Reduced-Basis Deep Operator Learning for Parametric PDEs with Independently Varying Boundary and Source Data
Yueqi Wang, Guang Lin
TL;DR
RB--DeepONet combines a fixed reduced-basis trunk with a label-free branch network that predicts RB coefficients, yielding an offline–online split for parametric PDE operators. The framework supports independent variation of boundary and source data via boundary and source modal encodings and uses residual-based training to converge to RB–Galerkin solutions. Convergence theory separates RB discretization error from learning error, and numerical experiments show competitive accuracy with substantially fewer trainable parameters and significant online speedups compared to POD--DeepONet and FEONet. The approach offers a stable, interpretable, and data-efficient pathway for large-scale parametric PDEs in design, digital twins, and real-time simulation contexts.
Abstract
Parametric PDEs power modern simulation, design, and digital-twin systems, yet their many-query workloads still hinge on repeatedly solving large finite-element systems.

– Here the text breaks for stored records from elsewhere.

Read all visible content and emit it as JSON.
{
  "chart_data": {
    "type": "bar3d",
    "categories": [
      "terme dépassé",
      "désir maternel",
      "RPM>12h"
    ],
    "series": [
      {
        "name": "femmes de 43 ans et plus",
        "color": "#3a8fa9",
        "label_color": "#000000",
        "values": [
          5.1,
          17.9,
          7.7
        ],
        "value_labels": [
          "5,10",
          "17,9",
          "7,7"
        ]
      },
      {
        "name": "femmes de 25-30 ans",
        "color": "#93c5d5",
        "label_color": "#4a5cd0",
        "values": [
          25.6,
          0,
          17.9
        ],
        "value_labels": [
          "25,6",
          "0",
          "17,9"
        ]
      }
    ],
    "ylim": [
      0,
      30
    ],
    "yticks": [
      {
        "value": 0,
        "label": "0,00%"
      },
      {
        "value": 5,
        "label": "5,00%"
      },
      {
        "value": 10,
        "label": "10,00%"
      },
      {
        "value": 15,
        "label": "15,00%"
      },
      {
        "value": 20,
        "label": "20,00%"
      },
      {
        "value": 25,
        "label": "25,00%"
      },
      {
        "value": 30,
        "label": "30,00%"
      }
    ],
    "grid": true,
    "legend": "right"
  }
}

Existing operator-learning approaches accelerate this process but often rely on opaque learned trunks, require extensive labeled data, or break down when boundary and source data vary independently from physical parameters. We introduce RB-DeepONet, a hybrid operator-learning framework that fuses reduced-basis (RB) numerical structure with the branch-trunk architecture of DeepONet. The trunk is fixed to a rigorously constructed RB space generated offline via Greedy selection, granting physical interpretability, stability, and certified error control. The branch network predicts only RB coefficients and is trained label-free using a projected variational residual that targets the RB-Galerkin solution. For problems with independently varying loads or boundary conditions, we develop boundary and source modal encodings that compress exogenous data into low-dimensional coordinates while preserving accuracy. Combined with affine or empirical interpolation decompositions, RB-DeepONet achieves a strict offline-online split: all heavy lifting occurs offline, and online evaluation scales only with the RB dimension rather than the full mesh. We provide convergence guarantees separating RB approximation error from statistical learning error, and numerical experiments show that RB-DeepONet attains accuracy competitive with intrusive RB-Galerkin, POD-DeepONet, and FEONet while using dramatically fewer trainable parameters and achieving significant speedups. This establishes RB-DeepONet as an efficient, stable, and interpretable operator learner for large-scale parametric PDEs.